Mucha gente viajó al exterior, porque en países vecinos como Brasil y Chile el costo de vida es inferior al nuestro. Por Daniel Gattás*


La humorada del título de esta nota tiene que ver con una parodia del cine catástrofe, la simpática comedia titulada ¿Y dónde está el piloto? , protagonizada magistralmente por Leslie Nielsen y Rober Hays allá por los albores de 1980. Pero en este caso, lamentablemente para los flacos bolsillos argentinos, el que está desaparecido es quien pilotea la Secretaría de Comercio de la Nación; creo que su nombre es Miguel Braun, quien según la página web del organismo debería encargarse “de velar por relaciones comerciales equitativas, proteger los derechos del consumidor, transparentar el comercio, mejorar el acceso a bienes y servicios, y garantizar mercados internos competitivos”.

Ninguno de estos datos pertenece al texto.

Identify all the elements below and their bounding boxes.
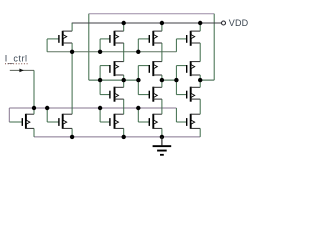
wire: M15 source down to ground [71, 128, 73, 137]
wire: col4 gate feed row A to mid rail [175, 39, 177, 52]
wire: col2 gate feed row B from stage node [99, 66, 101, 81]
wire: col4 stage node down to C drain [199, 80, 201, 87]
wire: col4 A drain to VDD rail [199, 23, 201, 31]
wire: M15 gate feed from rail2 [46, 108, 48, 122]
wire: col4 gate feed row B from stage node [175, 66, 177, 81]
wire: input drop to bias rail [33, 70, 35, 108]
wire: rail2 end drop to M13 gate [175, 108, 177, 122]
transistor M2 [100, 31, 124, 46]
transistor M11 [100, 114, 124, 129]
wire: M1 source to mid rail junction [71, 43, 73, 52]
wire: col2 A source down to B drain [123, 43, 125, 62]
transistor M6 [138, 61, 162, 76]
transistor M4 [176, 31, 200, 46]
wire: VDD output rail [72, 22, 222, 24]
wire: VDD loop left vertical [88, 14, 90, 80]
transistor M14 input diode [9, 114, 34, 129]
transistor M9 [138, 87, 162, 102]
wire: input current lead with arrowhead [10, 69, 34, 71]
wire: col3 A drain to VDD rail [161, 23, 163, 31]
wire: col2 B source down to stage node [123, 75, 125, 80]
wire: col2 stage node down to C drain [123, 80, 125, 87]
svg-text:VDD: VDD [229, 18, 249, 28]
node: stage node junctions [98, 78, 102, 82]
transistor M5 [100, 61, 124, 76]
wire: col3 gate feed row A to mid rail [137, 39, 139, 52]
transistor M10 [176, 87, 200, 102]
wire: M1 drain up to VDD rail [71, 23, 73, 31]
wire: stage node segment 1 [89, 79, 139, 81]
transistor M3 [138, 31, 162, 46]
wire: col3 gate feed row D [137, 108, 139, 122]
wire: stage node segment 3 [200, 79, 214, 81]
wire: M14 gate loop [8, 108, 10, 122]
wire: col2 A drain to VDD rail [123, 23, 125, 31]
wire: ground rail [34, 136, 200, 138]
wire: col2 gate feed row D [99, 108, 101, 122]
wire: VDD loop right vertical [213, 14, 215, 80]
node: rail2 junctions [32, 106, 36, 110]
wire: col3 gate feed row C [137, 80, 139, 95]
wire: col4 gate feed row C [175, 80, 177, 95]
wire: col3 D source down to ground rail [161, 128, 163, 137]
node: VDD rail junctions [122, 21, 126, 25]
wire: mid rail junction down to M15 drain [71, 52, 73, 114]
wire: VDD loop top rail [89, 13, 214, 15]
ground [153, 137, 172, 156]
wire: col4 D source down to ground rail [199, 128, 201, 137]
wire: M1 gate elbow down to mid rail [46, 39, 48, 52]
transistor M15 [47, 114, 72, 129]
svg-text:I_ctrl: I_ctrl [5, 54, 28, 64]
wire: col3 C source down to D drain [161, 99, 163, 114]
wire: col2 C source down to D drain [123, 99, 125, 114]
wire: col2 gate feed row A to mid rail [99, 39, 101, 52]
wire: col3 gate feed row B from stage node [137, 66, 139, 81]
transistor M8 [100, 87, 124, 102]
wire: M14 source down to ground [33, 128, 35, 137]
wire: col4 A source down to B drain [199, 43, 201, 62]
transistor M13 [176, 114, 200, 129]
wire: col2 D source down to ground rail [123, 128, 125, 137]
node: ground rail junctions [70, 135, 74, 139]
wire: stage node segment 2 [162, 79, 177, 81]
transistor M7 [176, 61, 200, 76]
wire: col2 gate feed row C [99, 80, 101, 95]
wire: NMOS bias rail 2 [9, 107, 176, 109]
node: mid rail junctions [70, 50, 74, 54]
node VDD terminal [222, 21, 226, 25]
wire: M14 drain up to rail2 junction [33, 108, 35, 114]
transistor M12 [138, 114, 162, 129]
wire: col3 B source down to stage node [161, 75, 163, 80]
wire: col4 B source down to stage node [199, 75, 201, 80]
transistor M1 top-left mirror [47, 31, 72, 46]
wire: col3 stage node down to C drain [161, 80, 163, 87]
wire: col3 A source down to B drain [161, 43, 163, 62]
wire: col4 C source down to D drain [199, 99, 201, 114]
wire: mirror gate mid rail [47, 51, 176, 53]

Como si eso fuera poco, la Secretaría de Comercio cuenta, o debería contar, con el apoyo de la Comisión Nacional de Defensa de la Competencia (CNDC), un organismo desconcentrado y “especializado” para proveer la defensa de la competencia contra toda forma de distorsión de los mercados.

La Secretaría de Comercio pasó de la mano del omnipresente Guillermo Moreno, una especie de barrabrava con criterios fascistas, a un equipo de hombres casi invisibles, permisivos al extremo, cuya tarea es imperceptible y digna de la palabra fracaso. Otra vez, el famoso péndulo argentino, que va de un extremo a otro, sin puntos medios.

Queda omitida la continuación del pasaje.